GROUND handling companies under the aegis of Aviation Ground Handling Association of Nigeria (AGHAN) have again stressed that it is imperative for the Nigerian Civil Aviation Authority (NCAA) to put necessary regulations and policies in place, which would usher in new handling price rates for the sub-sector.
Presently, handling fees by ground handling companies in Nigeria remains the lowest on the continent and fluctuate between $1,000 and $400 for narrow body aircraft, while a handling of a wide body aircraft goes as low as $3,000 for passenger flight.
Reports recently published by NigerianFLIGHTDECK put ground handling charges in countries like Guinea where foreign airlines are charged $1,673 (narrow body); $4,715 (wide body),while in Senegal; $2,250 and $5,259, Cameroon; $1,400 and $4,500, Sierra Leone; $2,250 and $5,250 and Ghana with $1,500 and $4,150 for passenger flight.
Cargo flight attracts $2,300, $1,750, $2,300, and $2,500 in Senegal, Cameroon, Sierra Leone, Ghana, respectively for narrow body aircraft, while for wide body aircraft, the ground handling in those countries charge between $4,450 and $5,250 per flight.
It is against this sloped narrative that AGHAN has offered to work with the industry regulator to set up minimum safety threshold handling rates for the sub-sector stressing that anything below this should be viewed as inimical to safety operations.
President, AGHAN, Mr. Olaniyi Adigun said the body was willing to work with the NCAA to set up operating standards, safety and security standards, establish minimum safety threshold handling rates within the sector, encourage an enabling environment to attract capital inflow into the sector through local and foreign investment.
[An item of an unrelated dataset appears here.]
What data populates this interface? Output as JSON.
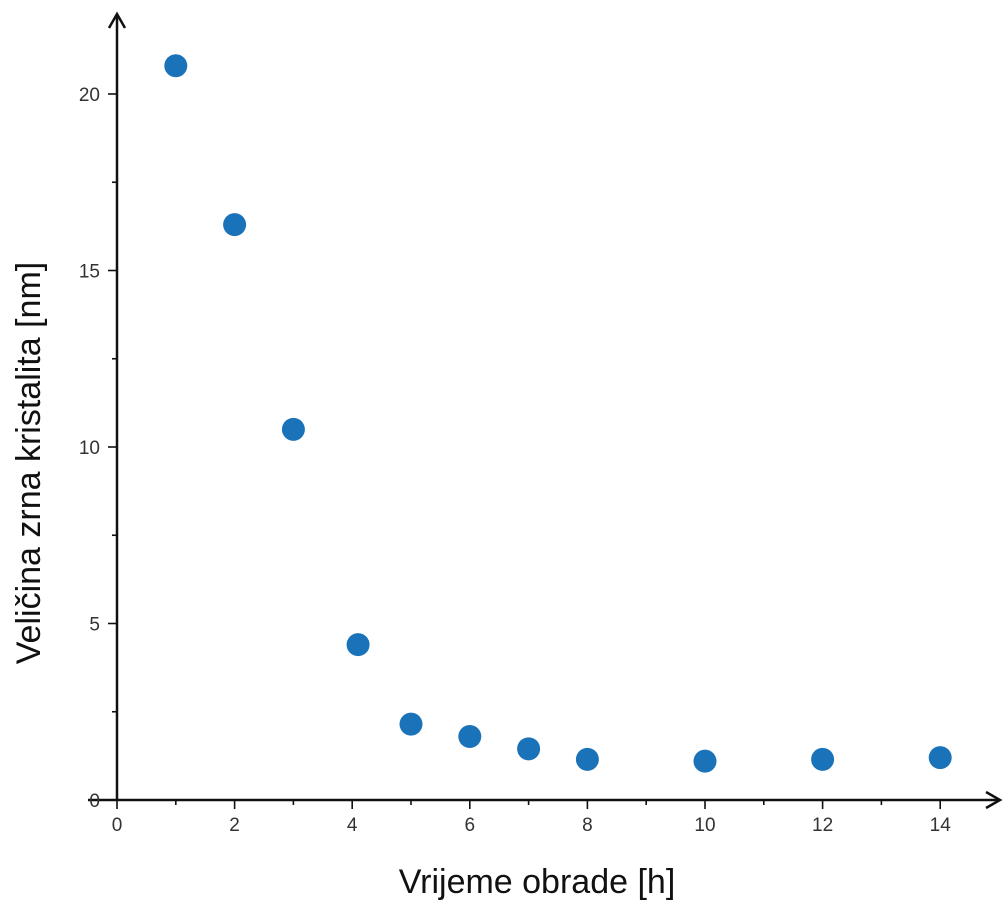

He said this would also encourage healthy competition among the players without compromising safety, security and the economic interest of the nation.
He said: ”Any rates below the established safety threshold ground handling rates has the tendency to jeopardise safety and security and loss of revenue to the Federal Government through the 5 per cent concessionary fees pay by the handling companies to the government.
“To achieve the aims enumerated above, it is our strong believe that if both the Federal Government (NCAA) and the various stakeholders come together to put necessary regulations and policies including setting up of a minimum safety threshold handling rates in place, the ground handling sector will experience a rebirth.
“This will increase government revenue and create stability in terms of safety and security within the sector and the industry at large. This can effectively work out if the extant Nigerian Civil Aviation Regulation (NCAR) Act is amended to further empower NCAA to properly regulate the industry like the Central Bank of Nigeria (CBN).
Besides, he appealed to the National Assembly to expedite action in the passage of the NCAR presently before it, marinating that this would further improve the Nigerian aviation industry and bring it at par with its counterparts in developed nations.
“An improved aviation industry is a plus to the ground handling sub-sector,” he said.
Earlier in the week, Managing Director of Skyway Aviation Handling Company (SAHCOL), Mr. Basil Agboarumi alluded to pricing of handling companies as one of the sub-sectors challenges to the Senate Committee on Privatization.